One of the key issues the oil and gas industry is facing today is that fracturing (King 2012) to achieve economic production from unconventional plays (e.g., shale) is significantly different from the fracturing practiced during the previous 60 years (Soliman 1986; Soliman et al. 1990). Traditionally, fracturing treatments were designed to achieve long, effective fracture half-lengths and conductivity in millidarcy (md) and microdarcy (md) rocks. However, ultralow-matrix permeability is now being considered in formations such as shale that geologists used to consider seals. Under these conditions, the ultimate challenge is to design treatments to expose the maximum possible surface area to provide a path for the fluids to propagate back to the wellbore. Conventional bi-wing fractures in vertical wells cannot achieve and maintain economic production under these conditions, and multiple transverse fractures in horizontal wells are used to create complex fracture networks.

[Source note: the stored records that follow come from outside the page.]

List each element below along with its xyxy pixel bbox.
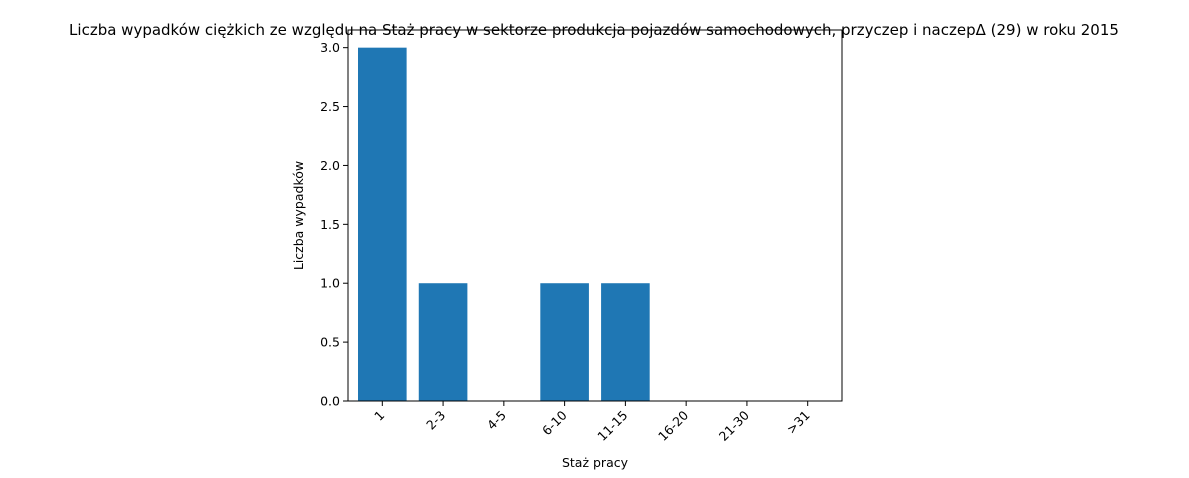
x-axis-label: Staż pracy <box>562 455 629 470</box>
y-tick-label: 0.5 <box>320 335 340 350</box>
y-axis-label: Liczba wypadków <box>291 161 306 270</box>
x-tick-label: 16-20 <box>655 407 691 443</box>
plot-area <box>358 47 650 402</box>
y-tick-label: 0.0 <box>320 394 340 409</box>
x-tick-label: 1 <box>371 408 387 424</box>
y-axis: 0.0 0.5 1.0 1.5 2.0 2.5 3.0 <box>320 40 348 409</box>
bar-2-3 <box>418 283 468 401</box>
y-tick-label: 2.5 <box>320 99 340 114</box>
y-tick-label: 3.0 <box>320 40 340 55</box>
x-tick-label: 4-5 <box>484 408 509 433</box>
y-tick-label: 1.0 <box>320 276 340 291</box>
bar-1 <box>358 47 407 402</box>
y-tick-label: 2.0 <box>320 158 340 173</box>
bar-11-15 <box>601 283 650 401</box>
x-tick-label: >31 <box>784 408 813 437</box>
x-tick-label: 2-3 <box>423 408 448 433</box>
x-tick-label: 6-10 <box>539 407 570 438</box>
bar-6-10 <box>540 283 589 401</box>
plot-frame <box>347 29 843 402</box>
x-axis: 1 2-3 4-5 6-10 11-15 16-20 21-30 >31 <box>371 401 813 444</box>
x-tick-label: 11-15 <box>594 408 630 444</box>
y-tick-label: 1.5 <box>320 217 340 232</box>
x-tick-label: 21-30 <box>716 407 752 443</box>
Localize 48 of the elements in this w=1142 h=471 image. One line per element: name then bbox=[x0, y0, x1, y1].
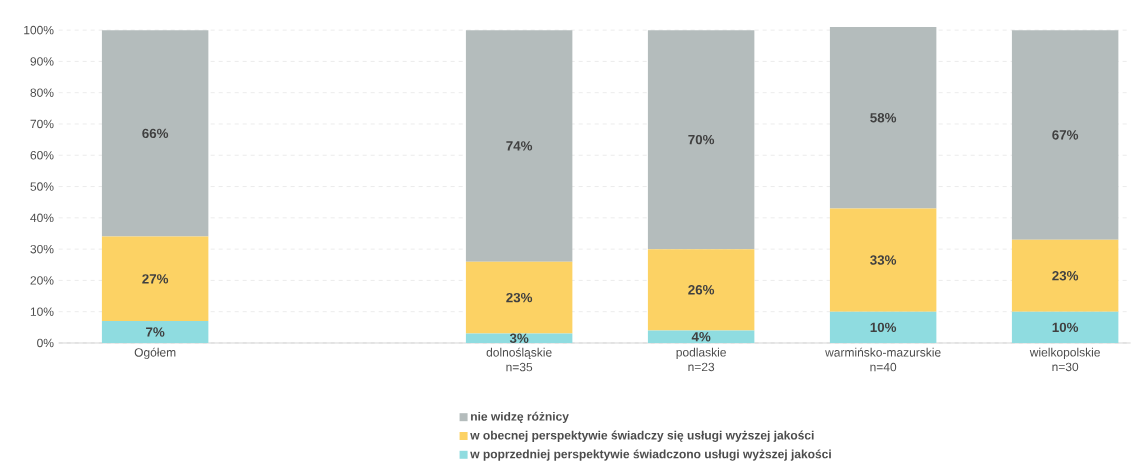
legend-label: w obecnej perspektywie świadczy się usługi wyższej jakości bbox=[470, 430, 814, 442]
bar bbox=[647, 330, 755, 343]
y-tick-label: 80% bbox=[30, 88, 54, 97]
bar bbox=[1011, 30, 1119, 240]
bar bbox=[1011, 239, 1119, 312]
y-tick-label: 30% bbox=[30, 244, 54, 254]
bar bbox=[465, 30, 573, 262]
data-label: 7% bbox=[146, 327, 165, 337]
data-label: 23% bbox=[506, 292, 533, 303]
y-tick-label: 60% bbox=[30, 151, 54, 160]
bar bbox=[1011, 311, 1119, 343]
data-label: 26% bbox=[688, 285, 715, 295]
data-label: 70% bbox=[688, 134, 715, 145]
x-tick-label: podlaskie n=23 bbox=[676, 347, 726, 372]
data-label: 66% bbox=[142, 128, 169, 139]
y-tick-label: 40% bbox=[30, 213, 54, 223]
bar bbox=[829, 27, 937, 209]
data-label: 10% bbox=[870, 322, 897, 333]
data-label: 4% bbox=[691, 332, 711, 342]
x-tick-label: Ogółem bbox=[134, 347, 176, 360]
bar bbox=[647, 249, 755, 331]
y-tick-label: 10% bbox=[30, 307, 54, 316]
y-tick-label: 0% bbox=[37, 338, 54, 348]
data-label: 74% bbox=[506, 141, 533, 151]
y-tick-label: 100% bbox=[24, 25, 54, 35]
y-tick-label: 90% bbox=[30, 57, 54, 66]
bar bbox=[829, 311, 937, 343]
data-label: 33% bbox=[870, 255, 897, 265]
data-label: 23% bbox=[1052, 271, 1079, 281]
x-tick-label: wielkopolskie n=30 bbox=[1029, 347, 1100, 372]
x-tick-label: dolnośląskie n=35 bbox=[486, 347, 552, 372]
legend-label: nie widzę różnicy bbox=[471, 411, 569, 424]
data-label: 3% bbox=[509, 333, 529, 344]
y-tick-label: 20% bbox=[30, 276, 54, 285]
bar bbox=[465, 261, 573, 334]
bar bbox=[101, 236, 209, 322]
x-tick-label: warmińsko-mazurskie n=40 bbox=[825, 347, 941, 372]
data-label: 10% bbox=[1052, 322, 1079, 333]
bar bbox=[647, 30, 755, 250]
bar bbox=[829, 208, 937, 312]
bar bbox=[101, 321, 209, 343]
bar bbox=[101, 30, 209, 237]
legend-label: w poprzedniej perspektywie świadczono usługi wyższej jakości bbox=[470, 449, 831, 461]
y-tick-label: 50% bbox=[30, 182, 54, 191]
data-label: 27% bbox=[142, 274, 169, 284]
y-tick-label: 70% bbox=[30, 119, 54, 129]
data-label: 58% bbox=[870, 113, 897, 123]
data-label: 67% bbox=[1052, 130, 1079, 140]
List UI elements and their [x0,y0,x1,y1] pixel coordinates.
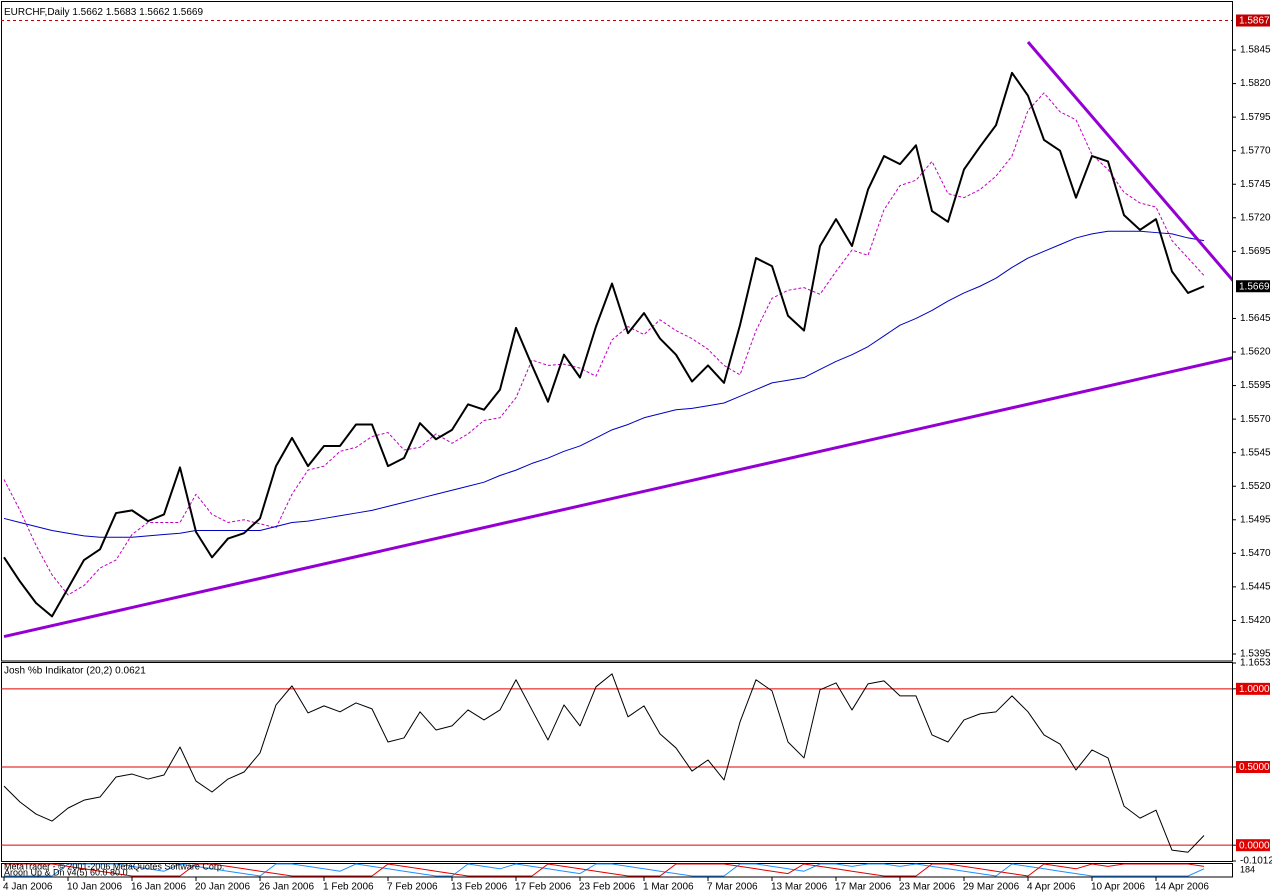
x-tick-label: 17 Mar 2006 [835,882,892,893]
x-tick-label: 4 Apr 2006 [1027,882,1076,893]
x-tick-label: 26 Jan 2006 [259,882,314,893]
x-tick-label: 1 Mar 2006 [643,882,694,893]
pane-plot [1,20,1232,639]
series-line [3,92,1205,596]
y-tick-label: 1.5545 [1240,447,1271,458]
last-price-label: 1.5669 [1239,281,1270,292]
scale-label: 184 [1240,864,1255,874]
x-tick-label: 7 Feb 2006 [387,882,438,893]
aroon-pane-frame [1,863,1233,878]
x-tick-label: 13 Feb 2006 [451,882,508,893]
last-price-box [1236,280,1270,293]
y-tick-label: 1.5745 [1240,179,1271,190]
price-label-box [1236,14,1270,27]
series-line [3,673,1205,853]
y-tick-label: 1.5645 [1240,313,1271,324]
series-line [3,230,1205,538]
pane-title: EURCHF,Daily 1.5662 1.5683 1.5662 1.5669 [4,7,203,18]
indicator-pane-frame [1,662,1233,862]
y-tick-label: 1.5695 [1240,246,1271,257]
y-tick-label: 1.5470 [1240,548,1271,559]
y-tick-label: 1.1653 [1240,658,1271,669]
trendline [1026,41,1232,282]
series-line [3,71,1205,618]
y-tick-label: 1.5570 [1240,414,1271,425]
y-tick-label: 1.5720 [1240,212,1271,223]
pane-title: Josh %b Indikator (20,2) 0.0621 [4,666,146,677]
x-tick-label: 17 Feb 2006 [515,882,572,893]
y-tick-label: -0.1012 [1240,856,1272,867]
y-tick-label: 1.5620 [1240,347,1271,358]
x-tick-label: 1 Feb 2006 [323,882,374,893]
copyright: MetaTrader - © 2001-2006 MetaQuotes Soft… [4,861,224,871]
y-tick-label: 1.5495 [1240,514,1271,525]
pane-plot [4,863,1205,877]
plot-layer: 1.5867 1.5395 1.5420 1.5445 1.5470 1.5495 1.55… [1,7,1272,893]
x-tick-label: 16 Jan 2006 [131,882,186,893]
y-tick-label: 1.5795 [1240,112,1271,123]
x-tick-label: 20 Jan 2006 [195,882,250,893]
x-tick-label: 23 Feb 2006 [579,882,636,893]
level-label-box [1236,682,1270,695]
y-tick-label: 1.5595 [1240,380,1271,391]
y-tick-label: 1.5845 [1240,45,1271,56]
x-tick-label: 4 Jan 2006 [3,882,53,893]
y-tick-label: 1.5445 [1240,582,1271,593]
y-tick-label: 1.5520 [1240,481,1271,492]
x-tick-label: 29 Mar 2006 [963,882,1020,893]
y-tick-label: 1.5420 [1240,615,1271,626]
x-tick-label: 10 Apr 2006 [1091,882,1145,893]
trendline [3,356,1232,639]
pane-title: Aroon Up & Dn v4(5) 60.0 80.0 [4,867,128,877]
main-pane-frame [1,1,1233,662]
pane-plot [1,673,1232,853]
series-line [4,863,1205,877]
y-tick-label: 1.5770 [1240,145,1271,156]
x-tick-label: 14 Apr 2006 [1155,882,1209,893]
level-label-box [1236,761,1270,774]
x-tick-label: 10 Jan 2006 [67,882,122,893]
x-tick-label: 23 Mar 2006 [899,882,956,893]
y-tick-label: 1.5820 [1240,78,1271,89]
x-tick-label: 13 Mar 2006 [771,882,828,893]
series-line [4,863,1205,877]
level-label: 0.5000 [1239,762,1270,773]
level-label: 0.0000 [1239,840,1270,851]
level-label-box [1236,839,1270,852]
x-tick-label: 7 Mar 2006 [707,882,758,893]
price-label: 1.5867 [1239,16,1270,27]
level-label: 1.0000 [1239,684,1270,695]
y-tick-label: 1.5395 [1240,649,1271,660]
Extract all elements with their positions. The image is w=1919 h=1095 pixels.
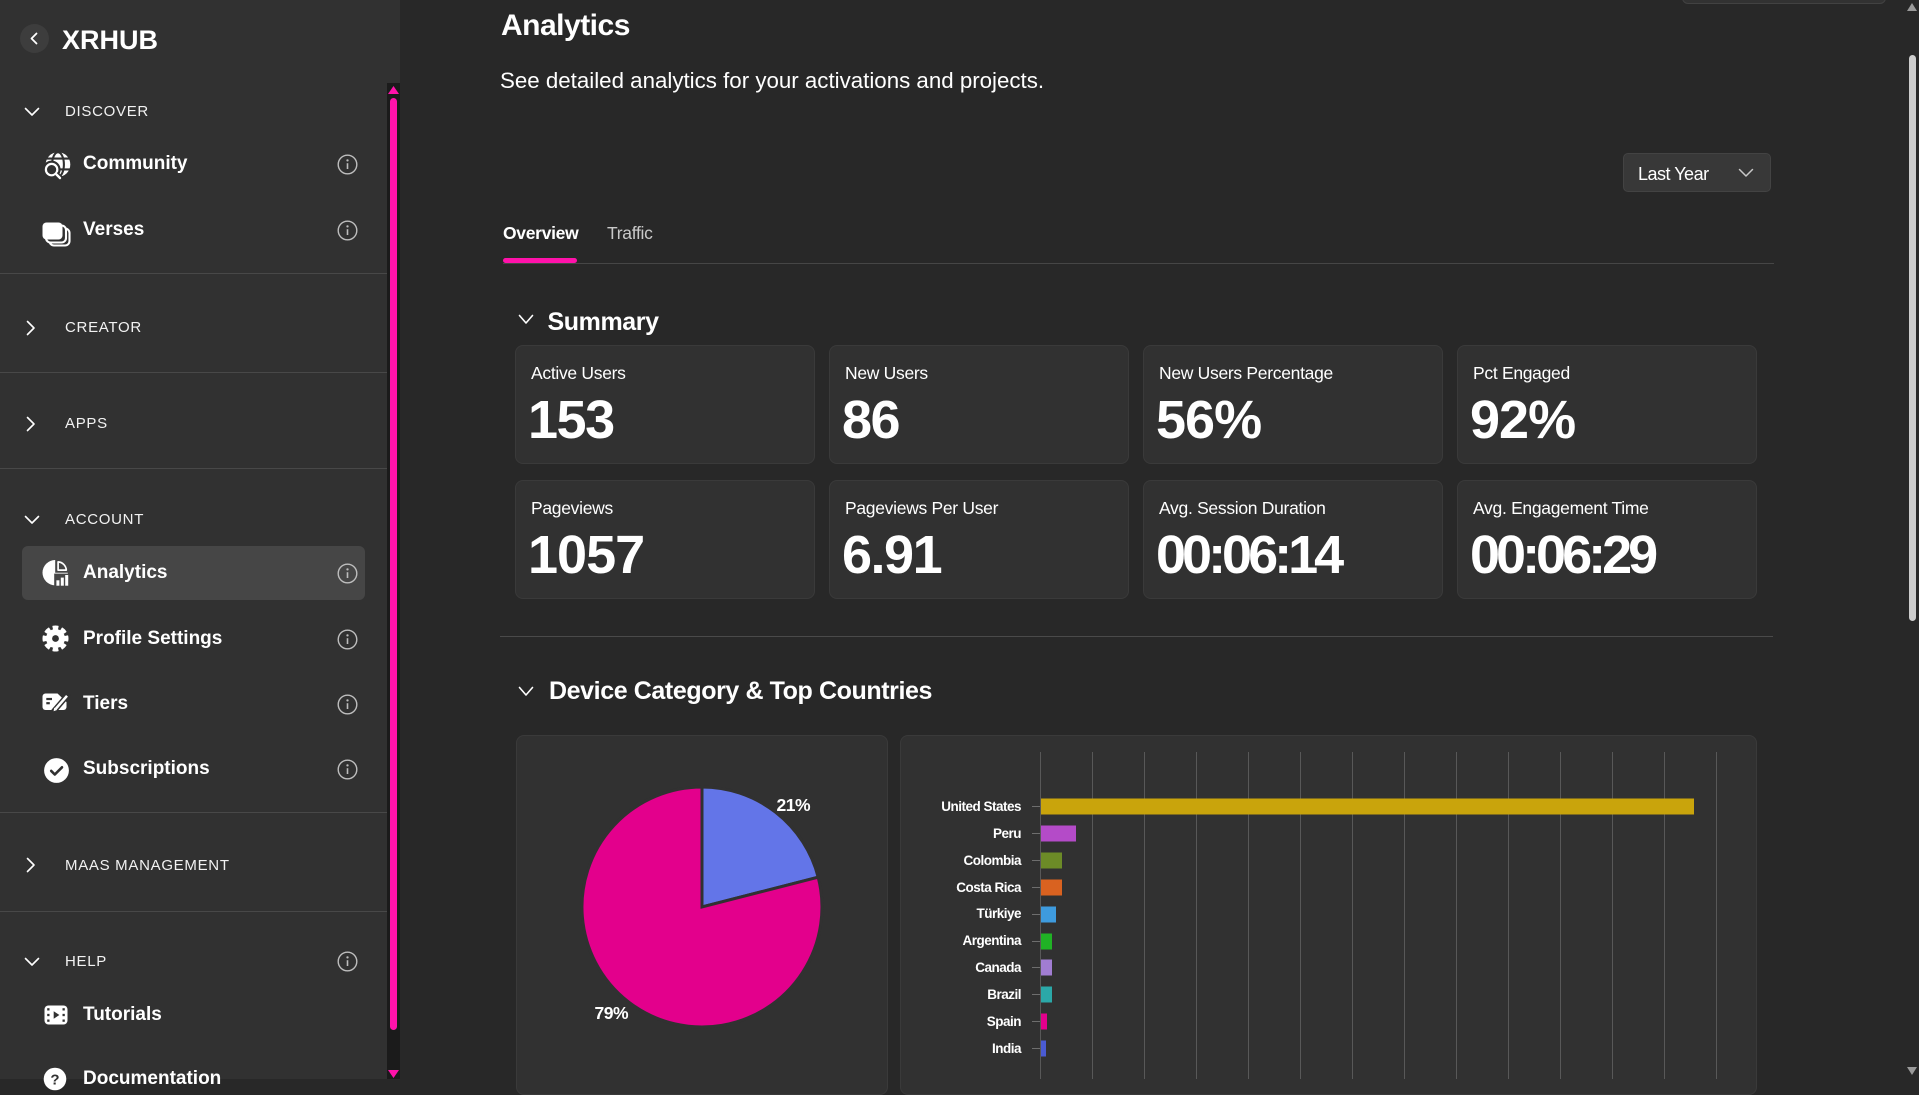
- svg-text:?: ?: [50, 1072, 59, 1089]
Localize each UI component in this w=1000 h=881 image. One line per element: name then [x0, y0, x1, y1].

While, in the past, the goal was to maximize the fracture length and width, the objectives now are to maximize the stimulated reservoir volume (SRV), optimize the fracture complexity within the SRV, identify the associated uncertainties, and help minimize the risk for economical application (King 2012; Edwards et al. 2007). The complexity of the problem requires a better understanding of fracture conductivity and its influence in low-permeability rocks, such as shale. Moreover, what really must be understood is how these unsupported and partly supported fractures will behave under production conditions.